Streit um Gesundheitsreform: Regierung setzt auf radikale Sparmaßnahmen im System
Marie SchneiderStreit um Gesundheitsreform: Regierung setzt auf radikale Sparmaßnahmen im System
Der deutsche Ministerrat hat einstimmig eine weitreichende Gesundheitsreform verabschiedet, die die steigenden Kosten im Gesundheitswesen eindämmen soll. Das Maßnahmenpaket zielt darauf ab, die Ausgabensteigerungen zu begrenzen und die Finanzmittel auf Behandlungen mit nachgewiesener Wirksamkeit zu konzentrieren. Doch der Plan stößt bereits jetzt auf massiven Widerstand bei Ärzteverbänden und Sozialorganisationen.
Die Reform wurde ohne formelle Gegenstimmen in den Kabinettsprotokollen verankert. Allerdings deuten Berichte darauf hin, dass mehrere Minister bei der Abstimmung nicht anwesend waren. Die Bundesregierung will das Gesetz nun noch vor der Sommerpause durch den Bundestag bringen.
Zu den zentralen Vorhaben gehört die Deckelung des Wachstums der Gesundheitsausgaben, die sich künftig an den realen Einnahmezuwächsen orientieren soll. Laut Regierungsvertretern soll dies ein Defizit von 15 Milliarden Euro im kommenden Jahr verhindern und bis 2030 Einsparungen von bis zu 40 Milliarden Euro ermöglichen. Eine weitere wichtige Neuerung sieht vor, dass öffentliche Mittel nur noch für Therapien mit klar belegtem medizinischem Nutzen fließen.

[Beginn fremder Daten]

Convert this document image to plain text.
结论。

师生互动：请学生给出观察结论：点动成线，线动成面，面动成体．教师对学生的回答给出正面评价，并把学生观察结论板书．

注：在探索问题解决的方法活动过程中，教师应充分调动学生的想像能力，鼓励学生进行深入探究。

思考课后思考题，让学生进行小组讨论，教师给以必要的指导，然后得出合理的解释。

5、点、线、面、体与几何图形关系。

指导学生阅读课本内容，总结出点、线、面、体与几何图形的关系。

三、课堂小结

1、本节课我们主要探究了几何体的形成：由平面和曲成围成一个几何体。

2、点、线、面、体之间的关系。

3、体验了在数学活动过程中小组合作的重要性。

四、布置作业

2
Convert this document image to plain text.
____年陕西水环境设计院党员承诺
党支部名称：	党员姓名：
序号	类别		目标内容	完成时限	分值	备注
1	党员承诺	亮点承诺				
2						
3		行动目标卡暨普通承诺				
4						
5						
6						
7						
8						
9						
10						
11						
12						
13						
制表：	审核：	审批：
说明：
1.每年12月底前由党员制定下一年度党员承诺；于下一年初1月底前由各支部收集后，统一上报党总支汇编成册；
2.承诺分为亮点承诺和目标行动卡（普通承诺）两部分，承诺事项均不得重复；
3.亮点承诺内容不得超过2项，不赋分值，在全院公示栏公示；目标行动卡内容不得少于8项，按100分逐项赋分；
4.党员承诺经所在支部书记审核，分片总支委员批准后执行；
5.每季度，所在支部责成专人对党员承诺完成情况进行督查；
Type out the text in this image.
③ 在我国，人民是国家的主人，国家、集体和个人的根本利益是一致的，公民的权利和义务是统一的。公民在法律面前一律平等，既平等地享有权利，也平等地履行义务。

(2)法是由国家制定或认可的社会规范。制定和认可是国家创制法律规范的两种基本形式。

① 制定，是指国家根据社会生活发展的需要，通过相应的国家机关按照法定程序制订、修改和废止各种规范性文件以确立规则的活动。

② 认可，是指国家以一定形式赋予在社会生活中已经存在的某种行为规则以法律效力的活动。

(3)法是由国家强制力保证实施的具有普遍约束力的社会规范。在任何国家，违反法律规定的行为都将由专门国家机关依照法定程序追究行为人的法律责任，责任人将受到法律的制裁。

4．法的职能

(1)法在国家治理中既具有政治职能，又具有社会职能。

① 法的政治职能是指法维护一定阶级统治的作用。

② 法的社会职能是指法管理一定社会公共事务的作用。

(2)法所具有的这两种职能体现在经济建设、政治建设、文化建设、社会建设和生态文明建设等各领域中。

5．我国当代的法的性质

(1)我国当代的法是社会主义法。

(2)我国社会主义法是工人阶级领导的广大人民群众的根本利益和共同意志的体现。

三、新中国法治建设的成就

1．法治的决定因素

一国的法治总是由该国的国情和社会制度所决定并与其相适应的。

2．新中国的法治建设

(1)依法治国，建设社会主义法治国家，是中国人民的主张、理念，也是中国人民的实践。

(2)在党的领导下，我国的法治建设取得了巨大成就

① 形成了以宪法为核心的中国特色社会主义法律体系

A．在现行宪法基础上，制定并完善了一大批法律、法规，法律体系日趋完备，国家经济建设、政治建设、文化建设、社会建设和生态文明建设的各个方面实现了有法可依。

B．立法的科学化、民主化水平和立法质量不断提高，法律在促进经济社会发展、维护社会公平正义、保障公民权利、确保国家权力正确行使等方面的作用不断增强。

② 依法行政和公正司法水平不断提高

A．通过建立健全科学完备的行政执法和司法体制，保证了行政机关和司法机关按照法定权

Trotz der Sparmaßnahmen bleibt die Pharmabranche von größeren finanziellen Belastungen weitgehend verschont. Krankenhäuser, Ärzte und Wohlfahrtsverbände kritisieren die Reformen jedoch als undurchführbar. Im Parlament zeichnen sich hitzige Debatten ab, da Oppositionsparteien und medizinische Fachgremien die Pläne anfechten wollen.
Sollte die Reform verabschiedet werden, wäre dies eine der größten Umgestaltungen des deutschen Gesundheitssystems seit Jahren. Die Regierung betont, die Änderungen seien notwendig, um die langfristige Finanzierung zu sichern. Doch der weitere Weg bleibt ungewiss, da sich die Kritik an den Plänen formiert.